The rise in subsidies further exposes the gap between intent and execution. Unlike pensions, subsidies can be postponed or staggered; they are discretionary. Yet they climbed to Rs120 billion in the first quarter from just Rs20 billion a year earlier; and from Rs2.5 billion in the first quarter of FY24. Subsidy payments have long been the pressure valve governments manipulate in moments of fiscal stress, and the result is a recurring cycle of arrears’ accumulation followed by abrupt, politically sensitive clearances. That pattern is once again visible, calling into question how seriously austerity has been pursued.

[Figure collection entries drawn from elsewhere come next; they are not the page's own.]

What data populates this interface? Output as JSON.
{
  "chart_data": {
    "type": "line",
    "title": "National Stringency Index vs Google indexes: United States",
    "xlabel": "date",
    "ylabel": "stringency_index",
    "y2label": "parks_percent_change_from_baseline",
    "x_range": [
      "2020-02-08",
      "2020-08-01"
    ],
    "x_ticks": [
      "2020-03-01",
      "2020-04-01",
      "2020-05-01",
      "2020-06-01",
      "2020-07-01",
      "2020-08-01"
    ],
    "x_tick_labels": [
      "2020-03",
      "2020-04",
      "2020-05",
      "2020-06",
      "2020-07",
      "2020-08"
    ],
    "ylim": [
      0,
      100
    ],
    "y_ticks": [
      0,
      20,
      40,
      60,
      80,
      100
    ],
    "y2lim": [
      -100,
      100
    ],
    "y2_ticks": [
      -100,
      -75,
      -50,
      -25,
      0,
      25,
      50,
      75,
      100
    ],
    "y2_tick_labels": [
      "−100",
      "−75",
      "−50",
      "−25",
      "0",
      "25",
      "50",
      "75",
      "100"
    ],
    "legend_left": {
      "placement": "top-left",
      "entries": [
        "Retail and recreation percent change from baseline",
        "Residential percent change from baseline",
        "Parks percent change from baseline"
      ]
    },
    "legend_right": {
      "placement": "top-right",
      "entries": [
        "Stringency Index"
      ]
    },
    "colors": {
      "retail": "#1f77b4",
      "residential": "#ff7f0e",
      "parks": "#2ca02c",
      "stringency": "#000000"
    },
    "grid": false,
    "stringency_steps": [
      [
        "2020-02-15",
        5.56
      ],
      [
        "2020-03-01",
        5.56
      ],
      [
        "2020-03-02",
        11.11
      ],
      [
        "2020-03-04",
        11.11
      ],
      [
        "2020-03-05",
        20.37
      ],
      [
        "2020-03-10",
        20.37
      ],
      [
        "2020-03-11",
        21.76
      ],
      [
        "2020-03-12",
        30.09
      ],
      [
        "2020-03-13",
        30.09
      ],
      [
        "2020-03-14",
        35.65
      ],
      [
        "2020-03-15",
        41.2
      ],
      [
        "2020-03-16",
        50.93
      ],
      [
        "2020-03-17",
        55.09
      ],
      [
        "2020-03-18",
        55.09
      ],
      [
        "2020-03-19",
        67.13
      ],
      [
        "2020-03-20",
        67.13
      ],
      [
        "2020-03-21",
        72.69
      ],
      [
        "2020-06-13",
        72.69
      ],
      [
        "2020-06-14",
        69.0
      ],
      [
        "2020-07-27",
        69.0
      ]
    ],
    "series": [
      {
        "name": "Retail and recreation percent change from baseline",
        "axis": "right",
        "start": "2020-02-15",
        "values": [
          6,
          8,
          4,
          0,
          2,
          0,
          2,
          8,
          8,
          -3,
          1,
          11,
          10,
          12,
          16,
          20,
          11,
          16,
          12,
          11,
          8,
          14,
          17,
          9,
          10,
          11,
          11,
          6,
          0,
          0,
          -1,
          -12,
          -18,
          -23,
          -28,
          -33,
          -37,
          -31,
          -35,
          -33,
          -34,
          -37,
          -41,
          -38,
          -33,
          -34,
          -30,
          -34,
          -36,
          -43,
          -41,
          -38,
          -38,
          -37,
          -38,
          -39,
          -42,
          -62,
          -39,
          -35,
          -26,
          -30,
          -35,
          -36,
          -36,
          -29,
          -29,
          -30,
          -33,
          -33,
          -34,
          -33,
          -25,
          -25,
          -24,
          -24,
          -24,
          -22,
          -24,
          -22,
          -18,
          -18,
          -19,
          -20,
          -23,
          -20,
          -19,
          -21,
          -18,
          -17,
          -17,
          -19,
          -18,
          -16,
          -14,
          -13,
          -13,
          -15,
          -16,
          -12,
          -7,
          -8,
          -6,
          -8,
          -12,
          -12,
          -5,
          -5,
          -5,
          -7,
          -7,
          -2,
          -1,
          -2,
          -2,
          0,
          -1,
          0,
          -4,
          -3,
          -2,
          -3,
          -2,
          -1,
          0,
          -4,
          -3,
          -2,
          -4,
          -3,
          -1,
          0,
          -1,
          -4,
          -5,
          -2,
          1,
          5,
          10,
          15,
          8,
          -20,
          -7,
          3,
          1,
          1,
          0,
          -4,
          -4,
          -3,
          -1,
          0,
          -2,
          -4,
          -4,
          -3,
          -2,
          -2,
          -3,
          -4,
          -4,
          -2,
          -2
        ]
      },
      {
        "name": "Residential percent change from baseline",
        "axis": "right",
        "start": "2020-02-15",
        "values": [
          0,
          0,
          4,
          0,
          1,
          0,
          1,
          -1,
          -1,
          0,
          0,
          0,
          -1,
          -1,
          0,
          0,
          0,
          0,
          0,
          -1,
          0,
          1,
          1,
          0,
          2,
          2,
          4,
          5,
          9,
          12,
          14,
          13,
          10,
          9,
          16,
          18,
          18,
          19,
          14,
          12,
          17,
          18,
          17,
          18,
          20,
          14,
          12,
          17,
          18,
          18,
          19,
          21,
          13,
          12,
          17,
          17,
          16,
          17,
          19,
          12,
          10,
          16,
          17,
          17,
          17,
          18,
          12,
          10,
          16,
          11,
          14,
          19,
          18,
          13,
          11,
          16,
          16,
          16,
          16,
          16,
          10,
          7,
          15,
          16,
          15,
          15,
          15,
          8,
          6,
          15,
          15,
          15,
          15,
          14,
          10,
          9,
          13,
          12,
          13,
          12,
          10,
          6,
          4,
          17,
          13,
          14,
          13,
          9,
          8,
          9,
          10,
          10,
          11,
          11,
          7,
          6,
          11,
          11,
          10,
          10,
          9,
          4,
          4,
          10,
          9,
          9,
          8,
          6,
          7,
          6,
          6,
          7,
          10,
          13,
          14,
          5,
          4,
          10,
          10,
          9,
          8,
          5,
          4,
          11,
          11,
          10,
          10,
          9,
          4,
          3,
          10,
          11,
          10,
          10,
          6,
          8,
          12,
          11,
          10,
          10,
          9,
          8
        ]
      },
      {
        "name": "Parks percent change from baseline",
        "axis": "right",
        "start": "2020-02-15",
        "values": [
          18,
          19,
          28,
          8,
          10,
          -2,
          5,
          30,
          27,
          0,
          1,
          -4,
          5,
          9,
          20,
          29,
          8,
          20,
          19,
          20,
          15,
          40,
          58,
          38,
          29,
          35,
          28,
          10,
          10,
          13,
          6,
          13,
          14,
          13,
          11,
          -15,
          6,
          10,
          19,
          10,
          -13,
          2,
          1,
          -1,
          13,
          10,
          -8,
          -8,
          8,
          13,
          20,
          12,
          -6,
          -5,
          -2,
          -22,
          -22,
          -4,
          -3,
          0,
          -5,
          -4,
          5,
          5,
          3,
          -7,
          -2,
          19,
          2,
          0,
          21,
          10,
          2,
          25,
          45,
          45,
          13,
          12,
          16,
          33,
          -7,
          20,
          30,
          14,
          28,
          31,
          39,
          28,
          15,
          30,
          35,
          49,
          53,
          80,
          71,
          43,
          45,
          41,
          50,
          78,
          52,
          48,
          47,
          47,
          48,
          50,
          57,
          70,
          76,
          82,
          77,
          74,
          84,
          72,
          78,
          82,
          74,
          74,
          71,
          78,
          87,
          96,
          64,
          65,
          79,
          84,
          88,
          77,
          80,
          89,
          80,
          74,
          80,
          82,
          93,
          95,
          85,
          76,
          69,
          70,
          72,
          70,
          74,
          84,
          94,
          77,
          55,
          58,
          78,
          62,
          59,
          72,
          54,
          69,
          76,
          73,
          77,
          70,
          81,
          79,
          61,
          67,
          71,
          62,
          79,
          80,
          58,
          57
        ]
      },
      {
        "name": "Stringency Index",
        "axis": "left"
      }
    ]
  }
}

The broader issue is structural. Successive administrations have declared austerity frameworks, imposed bans on vehicles and equipment, restricted foreign travel and frozen new hiring, but none of this has altered the fundamental drivers of rising expenditure. Civil administration remains bloated because the state has not rationalised its functions. Ministries devolved to the provinces under the 18th Amendment continue to operate at the federal level. Pension reform, acknowledged as long overdue, has made no dent in legacy obligations. Administrative consolidation remains slow and fragmented. These are governance failures, not merely accounting anomalies.

If the government expects public confidence in its fiscal reform narrative, it must demonstrate control over its own spending first. It cannot preach financial restraint to citizens and the private sector while its own bills rise at double-digit rates. The need for discipline is not cosmetic. Debt servicing consumes the bulk of federal revenue; development funding is squeezed as a result, and fiscal space for essential public services shrinks every year. Without a credible effort to curb recurrent expenditure, the state will keep relying on austerity measures that disproportionately affect households rather than institutions.

The finance minister may point to the savings generated by post-abolitions and restructuring, but the impact is negligible in the face of an expenditure profile that is expanding far faster than the reforms meant to contain it. Austerity cannot be confined to symbolic measures; it must confront the inefficiencies and redundancies embedded in the administrative apparatus. That requires political will, institutional clarity and an acceptance that decades-old practices of unchecked expansion and fragmented governance can no longer be sustained.

The government needs to take this latest data release as a warning. Announcements and committees will not change fiscal realities. Only structural correction will. Meaningful austerity demands far more than periodic declarations or incremental adjustments. It requires a coherent plan to rationalise the federal footprint, overhaul pension liabilities, and enforce discipline in civilian administration. Until that happens, the rise in expenditure will continue to expose the hollowness of official claims, and the credibility of fiscal reform will remain in doubt.